As yet another storm spun into western Colorado in late March, turning my hopes for a hike to mud, my friend Coby mused, ”Well, at least there’s going to be an amazing super bloom this year.”
No doubt: In heavy precipitation years, even the austere hills outside of town can glow with the subtle beauty of blooming cactus, vetch and other species. Still, nothing equals the super bloom that turned parts of Southern California into gold, with poppies so bright and abundant that they appeared on satellite images. The flowers, however, were almost eclipsed by the people who pursued them.

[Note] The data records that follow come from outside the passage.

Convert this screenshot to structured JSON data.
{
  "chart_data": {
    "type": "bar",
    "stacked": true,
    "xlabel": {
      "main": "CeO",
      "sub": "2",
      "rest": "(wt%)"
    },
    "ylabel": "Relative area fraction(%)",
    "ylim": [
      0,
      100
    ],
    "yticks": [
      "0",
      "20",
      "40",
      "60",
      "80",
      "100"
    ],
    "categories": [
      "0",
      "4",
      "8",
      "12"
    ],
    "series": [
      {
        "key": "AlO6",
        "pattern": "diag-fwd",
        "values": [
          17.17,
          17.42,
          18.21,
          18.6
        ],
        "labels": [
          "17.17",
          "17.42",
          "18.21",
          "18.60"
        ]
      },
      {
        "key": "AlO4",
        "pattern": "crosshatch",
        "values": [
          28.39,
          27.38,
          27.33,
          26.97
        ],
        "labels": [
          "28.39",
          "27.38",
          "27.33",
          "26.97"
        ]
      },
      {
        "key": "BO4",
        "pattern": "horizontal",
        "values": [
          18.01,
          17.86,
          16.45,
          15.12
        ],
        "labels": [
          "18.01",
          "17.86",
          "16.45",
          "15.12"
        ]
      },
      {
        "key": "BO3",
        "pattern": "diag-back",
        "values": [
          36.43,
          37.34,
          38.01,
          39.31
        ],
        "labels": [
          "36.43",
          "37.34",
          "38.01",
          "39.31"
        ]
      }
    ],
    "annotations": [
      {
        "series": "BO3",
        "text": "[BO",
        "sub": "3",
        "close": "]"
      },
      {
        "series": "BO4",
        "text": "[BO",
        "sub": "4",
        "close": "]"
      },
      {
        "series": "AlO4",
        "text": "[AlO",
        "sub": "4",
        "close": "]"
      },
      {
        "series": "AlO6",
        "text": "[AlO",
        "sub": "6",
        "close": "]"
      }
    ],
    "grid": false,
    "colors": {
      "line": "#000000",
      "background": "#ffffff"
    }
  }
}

In Lake Elsinore, an epic human tide trampled and Instagrammed its way across the Walker Canyon poppy fields, until town officials had to temporarily close off access. Someone even landed a helicopter in the middle of a field for an illegal hike, roaring off minutes before law enforcement arrived, according to the LA Times.
The West has a long tradition of people doing ignorant things with little regard for the natural world. On the macro level, that includes clear-cutting most of the Pacific Northwest’s native forests, allowing millions of livestock to denude and simplify our desert ecosystems, and digging countless mines in the mountains with no thought for the subsequent pollution. But there are oodles of smaller atrocities, such as the unfortunate endangered species case painstakingly documented in this issue by Assistant Editor Paige Blankenbuehler.
The three drunken men who ended up at the pool in Death Valley National Park that is the only home of the Devils Hole pupfish didn’t know that they were caught on camera, or that the U.S. Fish and Wildlife Service would throw the book at them for killing a fish, however accidentally. As Blankenbuehler notes, trespassing has long been a threat to the pupfish, whose population currently is 136. But this was the first time it resulted in a conviction that led to jail time, and, apparently and surprisingly, true contrition from the offender.
It’s refreshing to see the Endangered Species Act so effectively enforced at a time when the Trump administration is so intent on gutting it. Environmental laws are one way we force ourselves to consider the impact of our actions and show restraint. Another way can be found in our second fish tale. In Dutch Harbor, Alaska, writer Ben Goldfarb discovers a high-tech commercial fishing operation that takes seriously the idea that fish feel pain and therefore deserve a respectful death before they end up on our plates. Let’s hope that Blue North Fisheries is on the edge of an industry-wide ethical revolution.
Under a strengthening April sun last weekend, I headed out in search of a super bloom. But someone had beaten me to it. On the hills above the Gunnison River, hundreds of sheep grazed off the early green growth, leaving hoof-churned soil, like a rototilled garden, in their hungry wake.